CBN Banking Reforms: Nigerian Exchange Soars to N89.37trn as Investors Gain N4.3trn

The Observer
4 Min Read

 

The Nigerian Exchange (NGX) has reached an impressive market capitalization of N89.37 trillion, buoyed by a sustained bullish rally that has propelled key performance indicators to historic highs amid the ongoing release of second-quarter financial results for the fiscal year 2025.

The local bourse has maintained its upward momentum for the tenth consecutive week, driven by a steady influx of robust half-year earnings results, resilient corporate fundamentals, and attractive dividend declarations, according to investment firm Cowry Asset Limited.
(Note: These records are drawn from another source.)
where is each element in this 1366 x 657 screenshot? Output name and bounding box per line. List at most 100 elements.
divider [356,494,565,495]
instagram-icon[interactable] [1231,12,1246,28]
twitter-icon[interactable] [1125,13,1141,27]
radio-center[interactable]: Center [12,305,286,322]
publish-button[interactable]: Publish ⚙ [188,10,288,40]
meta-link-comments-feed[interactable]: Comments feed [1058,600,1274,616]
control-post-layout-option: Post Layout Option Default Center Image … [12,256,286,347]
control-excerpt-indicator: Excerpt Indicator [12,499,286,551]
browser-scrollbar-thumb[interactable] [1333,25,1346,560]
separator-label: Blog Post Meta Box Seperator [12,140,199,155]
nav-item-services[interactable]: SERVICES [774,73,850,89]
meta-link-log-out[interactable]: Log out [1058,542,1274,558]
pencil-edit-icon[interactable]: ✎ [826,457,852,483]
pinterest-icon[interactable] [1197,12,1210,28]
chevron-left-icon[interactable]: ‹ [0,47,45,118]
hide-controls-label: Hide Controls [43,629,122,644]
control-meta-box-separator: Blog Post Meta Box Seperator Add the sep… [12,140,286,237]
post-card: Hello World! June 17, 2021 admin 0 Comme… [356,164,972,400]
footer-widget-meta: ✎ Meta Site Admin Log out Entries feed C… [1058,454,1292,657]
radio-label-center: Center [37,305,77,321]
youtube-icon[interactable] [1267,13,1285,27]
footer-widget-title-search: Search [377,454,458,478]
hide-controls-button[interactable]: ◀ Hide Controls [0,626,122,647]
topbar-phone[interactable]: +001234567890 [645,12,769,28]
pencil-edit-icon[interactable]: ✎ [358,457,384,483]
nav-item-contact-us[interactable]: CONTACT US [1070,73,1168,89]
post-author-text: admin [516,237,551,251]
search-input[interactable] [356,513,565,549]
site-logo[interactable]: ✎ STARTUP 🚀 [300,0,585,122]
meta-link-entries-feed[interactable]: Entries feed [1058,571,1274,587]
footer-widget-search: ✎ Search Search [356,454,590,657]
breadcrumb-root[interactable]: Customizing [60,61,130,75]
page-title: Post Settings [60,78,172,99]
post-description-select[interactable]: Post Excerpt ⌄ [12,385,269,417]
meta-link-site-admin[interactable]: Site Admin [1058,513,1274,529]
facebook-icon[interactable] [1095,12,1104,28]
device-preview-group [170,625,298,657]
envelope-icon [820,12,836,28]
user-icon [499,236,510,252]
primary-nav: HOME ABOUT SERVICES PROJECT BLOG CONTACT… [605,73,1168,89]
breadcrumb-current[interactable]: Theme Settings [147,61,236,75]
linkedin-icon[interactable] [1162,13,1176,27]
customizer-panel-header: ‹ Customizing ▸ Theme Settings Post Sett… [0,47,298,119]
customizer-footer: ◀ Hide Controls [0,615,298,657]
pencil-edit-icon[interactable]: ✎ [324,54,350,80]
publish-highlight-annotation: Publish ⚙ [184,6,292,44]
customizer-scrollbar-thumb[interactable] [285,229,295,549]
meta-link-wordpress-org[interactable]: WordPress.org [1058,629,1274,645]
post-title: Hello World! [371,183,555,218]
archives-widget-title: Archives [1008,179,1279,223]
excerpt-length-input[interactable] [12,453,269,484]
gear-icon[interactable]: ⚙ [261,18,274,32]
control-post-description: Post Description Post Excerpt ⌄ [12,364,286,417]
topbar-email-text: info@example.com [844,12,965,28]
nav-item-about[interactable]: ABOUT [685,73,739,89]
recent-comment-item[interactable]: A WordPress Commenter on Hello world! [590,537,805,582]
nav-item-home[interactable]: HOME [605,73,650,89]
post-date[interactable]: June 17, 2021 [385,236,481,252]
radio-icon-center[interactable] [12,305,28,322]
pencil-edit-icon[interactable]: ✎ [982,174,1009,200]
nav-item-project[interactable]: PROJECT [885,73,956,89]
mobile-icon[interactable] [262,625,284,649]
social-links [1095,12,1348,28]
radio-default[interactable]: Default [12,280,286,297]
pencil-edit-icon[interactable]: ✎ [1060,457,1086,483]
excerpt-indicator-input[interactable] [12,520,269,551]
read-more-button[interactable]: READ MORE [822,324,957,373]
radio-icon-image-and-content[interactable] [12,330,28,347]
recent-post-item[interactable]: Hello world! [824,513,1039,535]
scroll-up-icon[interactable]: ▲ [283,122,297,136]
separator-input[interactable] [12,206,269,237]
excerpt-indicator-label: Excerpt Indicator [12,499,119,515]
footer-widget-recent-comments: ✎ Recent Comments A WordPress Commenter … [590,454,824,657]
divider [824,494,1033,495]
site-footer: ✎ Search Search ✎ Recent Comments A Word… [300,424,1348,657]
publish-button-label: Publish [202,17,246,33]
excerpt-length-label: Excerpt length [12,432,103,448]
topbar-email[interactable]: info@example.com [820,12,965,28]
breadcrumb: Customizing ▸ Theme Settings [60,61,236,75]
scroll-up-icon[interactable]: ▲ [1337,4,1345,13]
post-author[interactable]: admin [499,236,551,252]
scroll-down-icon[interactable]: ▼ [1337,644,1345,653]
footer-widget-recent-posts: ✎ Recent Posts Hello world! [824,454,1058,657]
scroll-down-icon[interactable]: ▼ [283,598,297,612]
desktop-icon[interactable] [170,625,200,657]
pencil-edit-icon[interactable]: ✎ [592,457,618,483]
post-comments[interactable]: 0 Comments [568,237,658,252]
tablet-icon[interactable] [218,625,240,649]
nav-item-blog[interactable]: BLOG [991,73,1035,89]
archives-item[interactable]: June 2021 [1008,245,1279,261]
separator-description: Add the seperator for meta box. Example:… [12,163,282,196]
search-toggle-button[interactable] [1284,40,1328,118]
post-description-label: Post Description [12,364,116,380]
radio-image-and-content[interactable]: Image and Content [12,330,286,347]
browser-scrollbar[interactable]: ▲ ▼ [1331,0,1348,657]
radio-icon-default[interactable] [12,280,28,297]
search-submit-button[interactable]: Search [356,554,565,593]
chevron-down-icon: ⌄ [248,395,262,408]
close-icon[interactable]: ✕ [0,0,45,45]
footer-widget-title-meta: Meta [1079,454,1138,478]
Investor sentiment remains optimistic across key sectors, reinforcing expectations for a strong performance trajectory for the remainder of the year. The All-Share Index (ASI) surged by 5.07% week-on-week, closing at a record high of 141,263.05 points, while the market capitalization of listed equities advanced by 5.08%, resulting in an impressive N4.32 trillion in market gains. Investors continue to take positions in fundamentally sound companies, with several stocks reaching new record highs. Earnings, interim dividends, and the fear of missing out (FOMO) are expected to continue fueling the rally in the Nigerian market, as noted by a Broadstreet stockbroker in comments to MarketForces Africa.

Based on data from the Nigerian stock market, the year-to-date return has expanded to 37.25%, positioning the Nigerian bourse as one of Africa’s top-performing equity markets this year.

Market breadth closed significantly positive at 2.77x, with 86 stocks recording gains compared to 31 decliners. The local bourse experienced a broad improvement in activity levels, with total volume and value traded increasing by 31.6% and 33.8% week-on-week to 4.85 billion shares and N149.75 billion, respectively.

Trading details from the Nigerian Exchange, as cited by stockbrokers, highlighted a 26.4% rise in the number of trades, reaching 174,265 deals, underscoring renewed investor interest and confidence across the board.

Sector performance was broadly positive, with four of the six major sector indices posting gains. The Industrial Goods Index led the charge, rising by 10.12% week-on-week, driven by strong buy-side interest in major companies such as DANGOTE CEMENT, BUA CEMENT, LAFARGE AFRICA, CAP, JULIUS BERGER, and UPDC.

The Banking Index followed with a 3.49% gain, spurred by positive sentiment in UBA, WEMABANK, ZENITHBANK, and FIDELITYBANK, as investors priced in expectations of healthy half-year results and interim dividend declarations.

The Consumer Goods Index also rose by 2.72%, supported by rallies in DANGOTE SUGAR, NASCON, CADBURY, GUINNESS, and UACN, the latter of which emerged as the best-performing stock of the week with a staggering 115.9% return. Other notable gainers included ACADEMY (78.3%), ABCTRANS (65.8%), EUNISELL (62.2%), and LAFARGE AFRICA (61.1%). Conversely, the Insurance (-1.22%) and Oil & Gas (-0.48%) sectors closed negative, weighed down by declines in LASACO, GUINEA INSURANCE, SUNU ASSURANCE, ETERNA, and OANDO.

Investment firm Cowry Asset Limited anticipates that the bullish sentiment will persist in the near term, supported by the undervaluation of the Nigerian market relative to its African peers, improving macroeconomic fundamentals, and the expectation of interim dividend declarations by Tier-1 banks. As major banks have yet to release their earnings results for the first half of the year, investor positioning is likely to intensify in the coming sessions.

“We continue to advise investors to tilt their portfolios toward fundamentally strong stocks with consistent earnings power and potential for dividend income, especially in the banking, cement, and fast-moving consumer goods (FMCG) sectors,” Cowry Asset Limited stated.